Abel mengangguk. Menunggu kelanjutan Aidan.
"Damar buat taruhan konyol yang jauh dari kendali gue"
Abel menaikkan sebelah alisnya, penasaran
"Lalu?"
"Semuanya terasa mustahil untuk terjadi"
Sekali lagi kening Abel berkerut. Selama ini yang ia tau takkan ada kata 'mustahil' untuk seseorang yang bernama Aidan. terlebih pria itu memiliki segalanya. Namun melihat ekspresinya sekarang sepertinya pria itu benar-benar frustasi.
"Memangnya apa yang Damar katakan sehingga lo terlihat frustasi seperti ini?" Abel masih heran dengan tingkah Absurd Aidan ini.
Aidan menghela napas berat kemudian mulai berujar
"TANTANGAN ITU MENYURUH GUE UNTUK MEMILIKI KETURUNAN YANG SEMPURNA BERSAMA LO!!"

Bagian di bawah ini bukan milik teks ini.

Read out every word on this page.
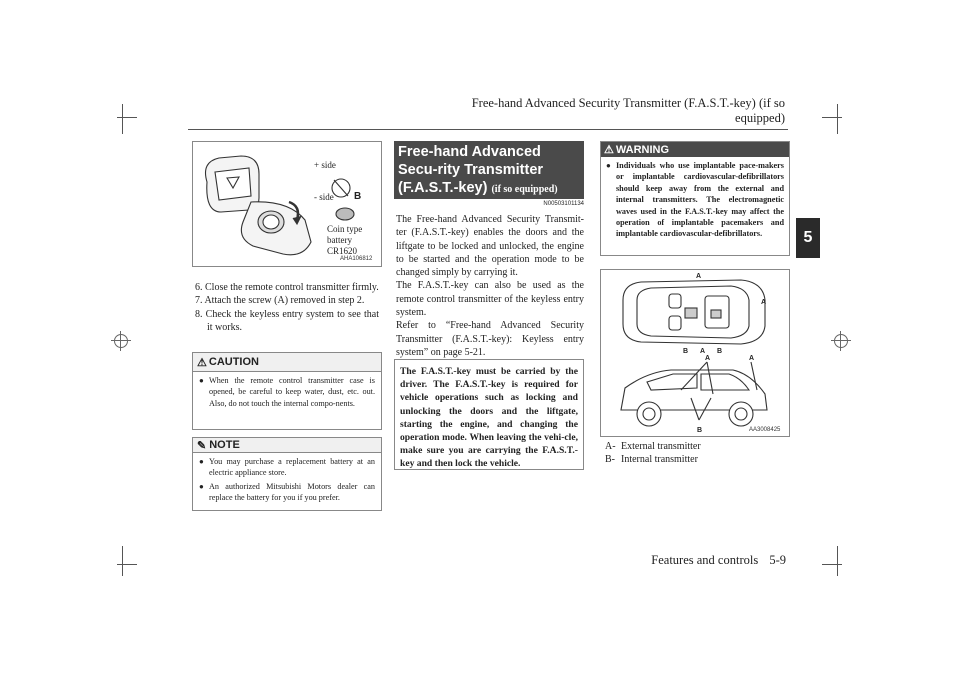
Free-hand Advanced Security Transmitter (F.A.S.T.-key) (if so equipped)
5
B
+ side
- side
Coin type
battery
CR1620
AHA106812

6. Close the remote control transmitter firmly.

7. Attach the screw (A) removed in step 2.

8. Check the keyless entry system to see that it works.

⚠ CAUTION
● When the remote control transmitter case is opened, be careful to keep water, dust, etc. out. Also, do not touch the internal compo-nents.
✎ NOTE
● You may purchase a replacement battery at an electric appliance store.
● An authorized Mitsubishi Motors dealer can replace the battery for you if you prefer.
Free-hand Advanced Secu-rity Transmitter (F.A.S.T.-key) (if so equipped)
N00503101134

The Free-hand Advanced Security Transmit-ter (F.A.S.T.-key) enables the doors and the liftgate to be locked and unlocked, the engine to be started and the operation mode to be changed simply by carrying it.

The F.A.S.T.-key can also be used as the remote control transmitter of the keyless entry system.

Refer to “Free-hand Advanced Security Transmitter (F.A.S.T.-key): Keyless entry system” on page 5-21.

The F.A.S.T.-key must be carried by the driver. The F.A.S.T.-key is required for vehicle operations such as locking and unlocking the doors and the liftgate, starting the engine, and changing the operation mode. When leaving the vehi-cle, make sure you are carrying the F.A.S.T.-key and then lock the vehicle.
⚠ WARNING
● Individuals who use implantable pace-makers or implantable cardiovascular-defibrillators should keep away from the external and internal transmitters. The electromagnetic waves used in the F.A.S.T.-key may affect the operation of implantable pacemakers and implantable cardiovascular-defibrillators.
A
A
B A B
A	A
B	AA3008425
A- External transmitter
B- Internal transmitter
Features and controls 5-9
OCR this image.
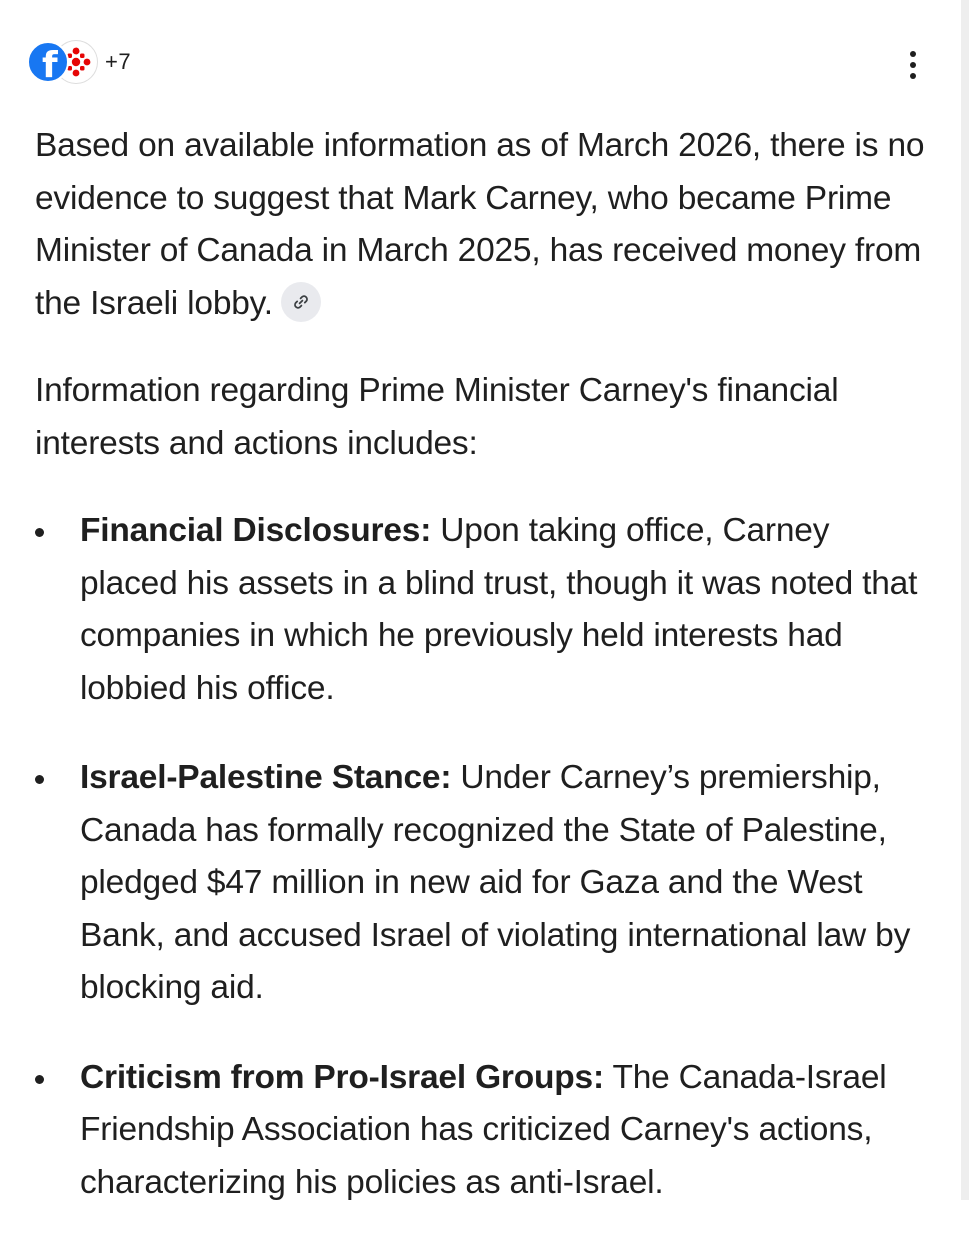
f +7

Based on available information as of March 2026, there is no evidence to suggest that Mark Carney, who became Prime Minister of Canada in March 2025, has received money from the Israeli lobby.

Information regarding Prime Minister Carney's financial interests and actions includes:

Financial Disclosures: Upon taking office, Carney placed his assets in a blind trust, though it was noted that companies in which he previously held interests had lobbied his office.
Israel-Palestine Stance: Under Carney’s premiership, Canada has formally recognized the State of Palestine, pledged $47 million in new aid for Gaza and the West Bank, and accused Israel of violating international law by blocking aid.
Criticism from Pro-Israel Groups: The Canada-Israel Friendship Association has criticized Carney's actions, characterizing his policies as anti-Israel.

Abel terkesiap, sementara Aidan mengacak rambutnya frustasi
Jadi ini yang membuat Aidan frustasi? Apa dia seburuk itu dimata Aidan sehingga dirinya sampai seputus asa ini? Batin Abel sedih
"Dan pasti lo tau kan, kalo gue nggak mungkin sedikitpun nyentuh elo?, terlebih memiliki keturunan yang sempurna bersama wanita macam lo!"
Aidan tentu tak sadar jika perkataannya menyakiti hati Abel. Wanita itu mengangguk samar, mendengar setiap perkataan Aidan yang serasa menamparnya begitu keras.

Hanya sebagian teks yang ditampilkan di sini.